Automated Speech Recognition (ASR), generally, and AppTek, specifically, have been around for decades. It is only in the last few years with the widespread advent of deep machine learning techniques such as deep neural networks (DNN), recurrent neural networks (RNN) and convolutional neural networks (CNN) that the applications of ASR have truly exploded.
Although there are many potential applications, at AppTek we are most excited about 3 areas – media, telephony and conversational interfaces for the internet of things (IoT). I will go much deeper into these verticals in future blogs, but as McKinsey points out in Where Machines could Replace Humans, and Where They Can’t repetitive activities with a moderate level of analysis or expertise are prime candidates for automation through artificial intelligence. Media, telephony and IoT interface each have myriad such activities in their current workflows.
The global media market is valued at ~US$1.8 trillion with both healthy forecast CAGR and an increasingly large portion of that value coming from digital. As search increasingly drives discovery of media content, ASR technology will increase the value of every media asset by making them discoverable through search. Closed captioning requirements are becoming more stringent not only in the US, but in most developed and developing countries. The current manual approach is not scalable or cost-effective. Here, too, ASR can help.
Call centers have literally millions of hours of recorded audio which currently cost money to save and provide no value because they are not searchable or analyze-able. An estimated $41B is lost every year to poor customer service and, unless they can analyze the interactions they are already having, call centers usually find out too late. It is too time and capital intensive to have human talent review every call. By automatically producing a full transcript of every call, speech recognition can literally transform a recorded call into a source of assured compliance, sales rep training or customer service analytics.

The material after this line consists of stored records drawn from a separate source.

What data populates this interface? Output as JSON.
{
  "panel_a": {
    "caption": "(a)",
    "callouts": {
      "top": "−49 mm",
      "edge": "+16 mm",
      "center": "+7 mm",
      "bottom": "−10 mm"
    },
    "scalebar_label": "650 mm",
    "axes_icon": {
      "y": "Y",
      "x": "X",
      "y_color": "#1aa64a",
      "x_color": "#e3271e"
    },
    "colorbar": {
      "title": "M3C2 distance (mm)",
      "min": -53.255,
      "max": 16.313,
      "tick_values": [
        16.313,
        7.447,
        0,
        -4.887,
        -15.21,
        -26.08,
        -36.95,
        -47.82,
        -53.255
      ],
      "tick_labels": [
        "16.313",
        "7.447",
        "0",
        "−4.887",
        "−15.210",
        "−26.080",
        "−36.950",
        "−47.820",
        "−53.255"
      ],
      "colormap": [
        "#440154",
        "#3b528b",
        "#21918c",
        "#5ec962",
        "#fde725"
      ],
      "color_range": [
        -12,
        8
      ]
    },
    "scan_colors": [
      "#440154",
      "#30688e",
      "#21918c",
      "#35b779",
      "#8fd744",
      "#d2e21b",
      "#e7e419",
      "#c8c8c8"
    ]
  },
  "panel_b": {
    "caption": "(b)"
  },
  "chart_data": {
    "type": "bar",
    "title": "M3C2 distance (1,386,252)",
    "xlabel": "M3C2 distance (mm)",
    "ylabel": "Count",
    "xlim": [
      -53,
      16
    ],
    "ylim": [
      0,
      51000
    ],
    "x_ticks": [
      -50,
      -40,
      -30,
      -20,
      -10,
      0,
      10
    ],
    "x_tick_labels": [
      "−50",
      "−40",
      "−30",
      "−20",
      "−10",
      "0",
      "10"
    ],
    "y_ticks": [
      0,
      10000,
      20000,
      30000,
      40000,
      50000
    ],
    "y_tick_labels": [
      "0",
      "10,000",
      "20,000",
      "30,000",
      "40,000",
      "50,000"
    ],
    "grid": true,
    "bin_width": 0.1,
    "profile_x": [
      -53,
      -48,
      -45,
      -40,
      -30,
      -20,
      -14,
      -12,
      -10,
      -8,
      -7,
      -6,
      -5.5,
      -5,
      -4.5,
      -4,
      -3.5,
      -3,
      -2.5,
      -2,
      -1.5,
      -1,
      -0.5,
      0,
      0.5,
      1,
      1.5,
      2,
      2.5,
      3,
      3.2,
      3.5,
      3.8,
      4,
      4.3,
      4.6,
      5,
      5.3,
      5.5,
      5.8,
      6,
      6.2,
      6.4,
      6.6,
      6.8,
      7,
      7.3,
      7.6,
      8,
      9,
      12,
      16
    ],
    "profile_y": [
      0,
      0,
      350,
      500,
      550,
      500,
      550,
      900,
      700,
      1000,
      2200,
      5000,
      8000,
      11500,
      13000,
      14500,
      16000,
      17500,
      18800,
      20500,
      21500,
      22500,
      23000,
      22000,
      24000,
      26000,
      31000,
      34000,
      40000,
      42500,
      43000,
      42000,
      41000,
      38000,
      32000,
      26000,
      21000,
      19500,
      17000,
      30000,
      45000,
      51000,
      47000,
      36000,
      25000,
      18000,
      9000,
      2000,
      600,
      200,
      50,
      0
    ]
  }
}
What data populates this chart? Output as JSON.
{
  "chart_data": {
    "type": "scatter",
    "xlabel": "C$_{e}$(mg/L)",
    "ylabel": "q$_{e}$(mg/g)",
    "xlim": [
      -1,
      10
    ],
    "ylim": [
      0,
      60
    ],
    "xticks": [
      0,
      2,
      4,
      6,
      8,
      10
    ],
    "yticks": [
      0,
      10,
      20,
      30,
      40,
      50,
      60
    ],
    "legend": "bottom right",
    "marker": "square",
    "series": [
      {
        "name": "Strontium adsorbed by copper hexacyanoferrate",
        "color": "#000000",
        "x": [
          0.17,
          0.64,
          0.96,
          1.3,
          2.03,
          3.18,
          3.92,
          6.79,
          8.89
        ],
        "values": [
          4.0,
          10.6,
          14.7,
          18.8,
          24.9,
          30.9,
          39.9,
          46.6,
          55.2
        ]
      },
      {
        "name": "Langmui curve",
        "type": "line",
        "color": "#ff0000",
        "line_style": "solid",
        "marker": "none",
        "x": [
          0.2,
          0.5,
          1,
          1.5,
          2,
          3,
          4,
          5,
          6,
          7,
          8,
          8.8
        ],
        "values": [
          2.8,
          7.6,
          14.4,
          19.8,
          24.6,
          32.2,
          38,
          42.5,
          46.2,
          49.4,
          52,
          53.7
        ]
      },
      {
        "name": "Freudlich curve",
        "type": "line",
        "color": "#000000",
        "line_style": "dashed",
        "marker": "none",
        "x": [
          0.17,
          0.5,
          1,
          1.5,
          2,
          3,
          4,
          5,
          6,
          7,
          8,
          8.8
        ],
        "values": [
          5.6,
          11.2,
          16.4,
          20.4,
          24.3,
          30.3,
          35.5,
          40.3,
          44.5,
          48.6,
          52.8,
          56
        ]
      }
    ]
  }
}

Every year, Mary Meeker delivers her annual internet trends report – one of the most widely read, tweeted, forwarded, shared pieces of research anywhere. This year, a large portion of the 100+ page presentation was dedicated to voice and voice search. The idea that as IoT and mobile technology become ubiquitous users will continue to type or tap as their main interface is ludicrous – it will be voice.
As I mentioned, ASR and speech technology is very exciting. It sits at the intersection of big data, artificial intelligence and IoT. There is a lot more to talk about.
Until next time…